One Twitter user praised this change:
"Using ;'s allowed software developxrs to include as much White Space as they wanted in their code! Nearly infinite Whiteness! That's racist."
But many say that these new changes to C simply do not go far enough in promoting diversity and inclusion within the developer community -- and addressing the long history of discrimination at the hands of the predatory C programming language. Several programmers took to social media to advocate for additional changes to the C standard.
"The SHORT data type is highly offensive! 'unsigned short i = 0' should be 'unsigned vertically challenged i = 0'"
"C was created by CIS-gendered White Men in a Computer Information System (CIS) department! Double CIS! They were probably trained in Computer Information Sciences, too! Triple CIS!! C is the language of the oppressor!"
"C allows type casting. Type casting is obviously Cultural Appropriation."
"Structured programming is based on the hierarchical structure of Western Patriarchal civilization! STRUCT is *literally* a keyword of C... and of the Patriarchy!!"

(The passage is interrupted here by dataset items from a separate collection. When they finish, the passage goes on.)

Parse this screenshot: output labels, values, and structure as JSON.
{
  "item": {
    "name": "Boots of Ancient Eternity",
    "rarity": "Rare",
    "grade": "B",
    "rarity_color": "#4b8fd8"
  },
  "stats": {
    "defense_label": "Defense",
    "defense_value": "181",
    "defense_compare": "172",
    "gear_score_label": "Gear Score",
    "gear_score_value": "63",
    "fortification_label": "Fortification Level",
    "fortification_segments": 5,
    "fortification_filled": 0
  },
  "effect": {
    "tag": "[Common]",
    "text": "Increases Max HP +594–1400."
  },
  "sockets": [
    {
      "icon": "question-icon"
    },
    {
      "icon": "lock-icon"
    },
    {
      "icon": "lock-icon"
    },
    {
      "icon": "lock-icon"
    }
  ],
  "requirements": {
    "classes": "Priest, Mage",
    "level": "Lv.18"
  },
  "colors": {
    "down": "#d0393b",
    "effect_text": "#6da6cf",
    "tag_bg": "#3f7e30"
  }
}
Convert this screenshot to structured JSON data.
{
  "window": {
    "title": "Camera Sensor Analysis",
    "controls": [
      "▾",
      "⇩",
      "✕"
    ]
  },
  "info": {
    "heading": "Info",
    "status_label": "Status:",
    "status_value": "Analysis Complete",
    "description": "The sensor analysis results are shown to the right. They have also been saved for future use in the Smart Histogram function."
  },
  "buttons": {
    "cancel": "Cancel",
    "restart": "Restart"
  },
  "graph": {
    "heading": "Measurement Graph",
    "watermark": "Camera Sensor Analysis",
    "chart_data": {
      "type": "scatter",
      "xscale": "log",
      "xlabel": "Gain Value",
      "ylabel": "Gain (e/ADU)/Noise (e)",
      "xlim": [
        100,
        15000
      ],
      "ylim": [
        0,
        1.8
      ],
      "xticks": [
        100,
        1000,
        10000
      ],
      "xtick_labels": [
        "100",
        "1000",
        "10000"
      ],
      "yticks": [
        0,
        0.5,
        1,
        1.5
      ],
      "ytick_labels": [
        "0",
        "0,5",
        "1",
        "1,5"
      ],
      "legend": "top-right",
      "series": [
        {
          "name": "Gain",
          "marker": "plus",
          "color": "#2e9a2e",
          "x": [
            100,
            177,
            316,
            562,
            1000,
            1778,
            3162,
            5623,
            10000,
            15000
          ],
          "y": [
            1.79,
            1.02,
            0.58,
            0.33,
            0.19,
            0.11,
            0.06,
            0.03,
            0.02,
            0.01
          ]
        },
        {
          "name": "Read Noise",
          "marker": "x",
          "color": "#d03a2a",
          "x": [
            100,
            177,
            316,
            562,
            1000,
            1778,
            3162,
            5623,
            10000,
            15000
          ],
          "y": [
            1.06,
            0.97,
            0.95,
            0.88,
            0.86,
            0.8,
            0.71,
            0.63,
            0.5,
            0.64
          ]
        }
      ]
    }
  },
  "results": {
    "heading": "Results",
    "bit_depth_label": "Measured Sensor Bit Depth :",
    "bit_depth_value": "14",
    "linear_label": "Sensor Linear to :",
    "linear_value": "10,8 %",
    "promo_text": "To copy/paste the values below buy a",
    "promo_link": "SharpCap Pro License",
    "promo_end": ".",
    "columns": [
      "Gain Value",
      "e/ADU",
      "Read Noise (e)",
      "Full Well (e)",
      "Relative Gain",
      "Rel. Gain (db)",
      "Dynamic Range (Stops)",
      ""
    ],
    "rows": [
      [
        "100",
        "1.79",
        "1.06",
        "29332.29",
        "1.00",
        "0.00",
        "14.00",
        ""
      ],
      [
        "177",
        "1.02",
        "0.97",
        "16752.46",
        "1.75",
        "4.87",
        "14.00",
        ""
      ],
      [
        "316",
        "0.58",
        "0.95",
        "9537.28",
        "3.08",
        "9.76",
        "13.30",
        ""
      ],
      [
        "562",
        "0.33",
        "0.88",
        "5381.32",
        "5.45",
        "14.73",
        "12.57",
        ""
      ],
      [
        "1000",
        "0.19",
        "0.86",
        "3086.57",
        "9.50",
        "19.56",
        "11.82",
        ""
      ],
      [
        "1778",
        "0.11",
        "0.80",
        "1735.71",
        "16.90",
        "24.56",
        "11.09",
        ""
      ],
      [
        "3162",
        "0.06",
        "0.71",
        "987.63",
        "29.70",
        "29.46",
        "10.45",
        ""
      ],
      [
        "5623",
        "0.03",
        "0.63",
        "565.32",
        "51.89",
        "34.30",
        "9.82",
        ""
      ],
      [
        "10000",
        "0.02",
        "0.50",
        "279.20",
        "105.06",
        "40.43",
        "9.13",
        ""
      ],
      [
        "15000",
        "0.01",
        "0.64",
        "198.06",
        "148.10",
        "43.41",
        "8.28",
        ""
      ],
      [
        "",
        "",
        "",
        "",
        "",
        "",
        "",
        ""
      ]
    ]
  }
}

"!= is not equal! != deserves equality!!!"
"Strongly typed programming languages, like C, fail to recognize that one type of variable may identify with another. Variable fluidity is real. What you may call an int, may identify as a char. Mis-variable-ing is literally violence."
In response to this change to the C language standard, The Linux Foundation -- the organization which controls the Linux kernel -- has declared full support for the removal of the racist semicolons by saying, "The Linux Foundation will immediately adopt this new standard, which is a major win in the fight for diversity and inclusion."
In unrelated news, the latest version of the Linux kernel is now reporting roughly 50 million errors at compile time. The cause remains unknown.